これらのポイントは、密接に関連していました。
- 組織作り
- ワークロードに応じた情報収集と選択、反復的な見直し
- コスト最適化
なぜなら、AWS を推進する上での体制(組織)が準備されていれば、アーキテクチャなどを継続的かつ反復的に見直すことができ、コスト最適化に繋がるからです。
また、反復的な見直しは、セキュリティを改善する上でも有効であり、これも Well-Architected の柱に関連してきます。
日本国内では殆ど言及がありませんでしたが、6月に改訂された「AWS Security Incident Response Guide」の中でも、セキュリティに対応できる組織を生成しスタッフを継続的に教育すること、小規模から始めて反復的な見直しを続けることなどの言及があります。

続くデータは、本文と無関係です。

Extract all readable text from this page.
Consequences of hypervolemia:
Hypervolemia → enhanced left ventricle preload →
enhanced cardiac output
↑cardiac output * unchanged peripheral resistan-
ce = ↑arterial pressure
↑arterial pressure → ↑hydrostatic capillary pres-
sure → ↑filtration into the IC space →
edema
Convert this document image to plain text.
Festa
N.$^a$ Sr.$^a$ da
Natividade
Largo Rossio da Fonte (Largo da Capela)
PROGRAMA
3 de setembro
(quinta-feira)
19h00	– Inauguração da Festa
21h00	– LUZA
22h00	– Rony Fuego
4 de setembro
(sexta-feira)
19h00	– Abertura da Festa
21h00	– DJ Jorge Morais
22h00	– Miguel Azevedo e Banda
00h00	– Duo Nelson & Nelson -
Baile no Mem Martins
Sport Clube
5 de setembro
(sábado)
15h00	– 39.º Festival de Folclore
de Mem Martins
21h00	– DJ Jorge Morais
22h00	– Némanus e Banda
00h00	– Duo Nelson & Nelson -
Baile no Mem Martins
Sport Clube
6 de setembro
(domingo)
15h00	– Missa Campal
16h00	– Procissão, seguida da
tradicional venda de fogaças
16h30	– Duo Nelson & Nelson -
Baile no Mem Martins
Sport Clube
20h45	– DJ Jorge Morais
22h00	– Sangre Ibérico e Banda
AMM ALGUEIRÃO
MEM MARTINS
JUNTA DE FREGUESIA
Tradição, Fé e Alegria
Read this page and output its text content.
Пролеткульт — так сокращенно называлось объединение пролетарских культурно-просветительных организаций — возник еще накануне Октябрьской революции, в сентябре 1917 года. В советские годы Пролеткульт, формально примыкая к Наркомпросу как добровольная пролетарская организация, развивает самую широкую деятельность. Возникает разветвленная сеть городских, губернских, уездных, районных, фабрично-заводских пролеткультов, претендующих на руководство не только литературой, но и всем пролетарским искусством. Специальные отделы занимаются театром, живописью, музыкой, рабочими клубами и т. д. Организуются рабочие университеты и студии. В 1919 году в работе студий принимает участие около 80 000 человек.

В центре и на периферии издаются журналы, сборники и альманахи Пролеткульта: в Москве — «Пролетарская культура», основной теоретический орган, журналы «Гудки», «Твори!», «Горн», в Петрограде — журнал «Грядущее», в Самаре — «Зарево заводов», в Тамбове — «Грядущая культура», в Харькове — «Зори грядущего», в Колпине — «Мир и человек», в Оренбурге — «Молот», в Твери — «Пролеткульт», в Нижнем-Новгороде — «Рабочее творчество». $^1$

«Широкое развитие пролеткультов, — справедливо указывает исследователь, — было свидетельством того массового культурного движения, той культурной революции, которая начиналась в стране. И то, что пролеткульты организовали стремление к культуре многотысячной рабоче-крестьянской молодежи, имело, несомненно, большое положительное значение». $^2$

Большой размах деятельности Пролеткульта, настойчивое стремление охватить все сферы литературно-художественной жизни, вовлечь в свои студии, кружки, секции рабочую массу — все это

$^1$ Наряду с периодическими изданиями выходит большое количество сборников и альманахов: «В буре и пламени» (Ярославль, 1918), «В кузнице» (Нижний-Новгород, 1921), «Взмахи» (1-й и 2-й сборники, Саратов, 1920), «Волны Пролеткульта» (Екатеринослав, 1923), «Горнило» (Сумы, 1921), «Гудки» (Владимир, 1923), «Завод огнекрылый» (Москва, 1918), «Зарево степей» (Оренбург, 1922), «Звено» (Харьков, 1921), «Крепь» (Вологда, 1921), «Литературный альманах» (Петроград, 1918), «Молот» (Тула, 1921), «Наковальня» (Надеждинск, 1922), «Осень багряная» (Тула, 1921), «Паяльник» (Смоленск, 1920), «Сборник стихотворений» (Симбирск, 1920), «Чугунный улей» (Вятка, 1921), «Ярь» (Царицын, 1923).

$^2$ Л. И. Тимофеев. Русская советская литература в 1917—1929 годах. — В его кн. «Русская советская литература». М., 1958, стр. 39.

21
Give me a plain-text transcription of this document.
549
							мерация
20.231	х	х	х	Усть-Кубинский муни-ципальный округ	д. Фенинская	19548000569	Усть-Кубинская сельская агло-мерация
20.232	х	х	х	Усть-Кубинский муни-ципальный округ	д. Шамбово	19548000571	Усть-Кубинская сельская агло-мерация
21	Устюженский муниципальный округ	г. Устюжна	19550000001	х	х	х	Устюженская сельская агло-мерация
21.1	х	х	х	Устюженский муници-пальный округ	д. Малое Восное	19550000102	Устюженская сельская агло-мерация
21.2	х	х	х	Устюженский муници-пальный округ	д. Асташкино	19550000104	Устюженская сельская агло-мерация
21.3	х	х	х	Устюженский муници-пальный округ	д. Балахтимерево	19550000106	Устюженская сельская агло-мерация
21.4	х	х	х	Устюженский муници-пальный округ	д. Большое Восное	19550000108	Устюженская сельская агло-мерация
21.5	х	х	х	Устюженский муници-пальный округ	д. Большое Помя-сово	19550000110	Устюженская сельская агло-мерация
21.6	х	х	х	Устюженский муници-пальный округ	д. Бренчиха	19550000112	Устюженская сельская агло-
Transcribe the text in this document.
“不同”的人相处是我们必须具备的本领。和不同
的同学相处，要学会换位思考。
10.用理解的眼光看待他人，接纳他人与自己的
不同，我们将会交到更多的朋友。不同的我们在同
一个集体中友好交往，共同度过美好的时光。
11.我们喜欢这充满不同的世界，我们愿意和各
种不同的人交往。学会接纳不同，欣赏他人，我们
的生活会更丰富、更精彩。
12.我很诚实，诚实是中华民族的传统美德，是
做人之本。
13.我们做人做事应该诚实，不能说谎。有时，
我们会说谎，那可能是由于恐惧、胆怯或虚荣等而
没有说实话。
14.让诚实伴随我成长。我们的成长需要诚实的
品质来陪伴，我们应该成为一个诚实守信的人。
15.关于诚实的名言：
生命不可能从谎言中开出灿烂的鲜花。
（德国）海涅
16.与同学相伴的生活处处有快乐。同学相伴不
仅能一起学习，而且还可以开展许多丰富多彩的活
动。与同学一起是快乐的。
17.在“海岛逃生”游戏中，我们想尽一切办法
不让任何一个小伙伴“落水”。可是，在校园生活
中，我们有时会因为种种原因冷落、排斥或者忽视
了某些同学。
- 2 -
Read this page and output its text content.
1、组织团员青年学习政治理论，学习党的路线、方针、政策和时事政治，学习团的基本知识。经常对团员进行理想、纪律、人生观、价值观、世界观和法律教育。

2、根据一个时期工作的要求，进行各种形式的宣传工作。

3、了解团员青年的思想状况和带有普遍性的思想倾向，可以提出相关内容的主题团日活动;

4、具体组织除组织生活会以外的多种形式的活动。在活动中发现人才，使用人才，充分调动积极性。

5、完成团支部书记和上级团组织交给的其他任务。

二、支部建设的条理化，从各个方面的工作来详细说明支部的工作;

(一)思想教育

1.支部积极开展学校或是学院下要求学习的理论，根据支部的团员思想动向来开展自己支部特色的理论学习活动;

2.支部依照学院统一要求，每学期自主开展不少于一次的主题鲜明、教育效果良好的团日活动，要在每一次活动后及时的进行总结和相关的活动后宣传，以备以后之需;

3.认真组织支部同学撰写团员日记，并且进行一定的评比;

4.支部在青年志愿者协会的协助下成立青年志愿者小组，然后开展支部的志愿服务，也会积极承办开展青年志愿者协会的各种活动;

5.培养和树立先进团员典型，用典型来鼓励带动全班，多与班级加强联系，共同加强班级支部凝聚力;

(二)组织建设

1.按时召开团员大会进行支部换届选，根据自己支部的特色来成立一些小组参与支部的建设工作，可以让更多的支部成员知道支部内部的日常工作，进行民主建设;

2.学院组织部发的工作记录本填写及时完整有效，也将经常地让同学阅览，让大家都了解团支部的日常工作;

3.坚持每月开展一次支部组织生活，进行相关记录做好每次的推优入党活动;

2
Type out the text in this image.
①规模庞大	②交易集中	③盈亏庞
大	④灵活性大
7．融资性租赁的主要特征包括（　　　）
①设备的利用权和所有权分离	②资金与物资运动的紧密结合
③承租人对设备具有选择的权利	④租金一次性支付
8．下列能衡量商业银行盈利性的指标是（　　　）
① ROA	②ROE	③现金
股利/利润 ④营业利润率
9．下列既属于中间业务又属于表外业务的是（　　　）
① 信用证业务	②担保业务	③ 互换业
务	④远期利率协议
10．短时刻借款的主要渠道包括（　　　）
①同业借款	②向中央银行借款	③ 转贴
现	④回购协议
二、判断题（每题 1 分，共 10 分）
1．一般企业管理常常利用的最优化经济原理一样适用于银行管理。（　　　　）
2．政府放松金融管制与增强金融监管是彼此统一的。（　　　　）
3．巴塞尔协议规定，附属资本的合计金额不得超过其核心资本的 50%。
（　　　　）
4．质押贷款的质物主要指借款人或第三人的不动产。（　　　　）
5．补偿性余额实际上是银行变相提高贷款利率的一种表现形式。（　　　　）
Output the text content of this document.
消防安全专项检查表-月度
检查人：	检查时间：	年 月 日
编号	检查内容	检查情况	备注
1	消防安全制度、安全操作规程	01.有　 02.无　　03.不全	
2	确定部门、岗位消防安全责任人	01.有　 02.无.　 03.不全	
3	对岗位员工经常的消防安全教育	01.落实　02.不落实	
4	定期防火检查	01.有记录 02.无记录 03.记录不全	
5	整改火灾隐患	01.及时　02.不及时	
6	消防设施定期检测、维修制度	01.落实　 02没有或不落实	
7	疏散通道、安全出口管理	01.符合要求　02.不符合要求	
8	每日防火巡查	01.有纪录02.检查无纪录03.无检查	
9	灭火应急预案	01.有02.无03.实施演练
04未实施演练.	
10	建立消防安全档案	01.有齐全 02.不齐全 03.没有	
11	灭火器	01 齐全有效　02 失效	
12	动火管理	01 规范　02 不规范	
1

確かに、AWS を利用する上で、今この瞬間、技術的に優れたアーキテクチャであることは大事ですが、継続的に見直すための仕組みがなければ、未来において、そのアーキテクチャは過去のものになると言えます。
新たに追記された AWS Well-Architected Framework の考え方・心得を胸に留め、常に新鮮なアーキテクチャを追い求め、ベストを尽くしていると言えるようにしていきたいものです。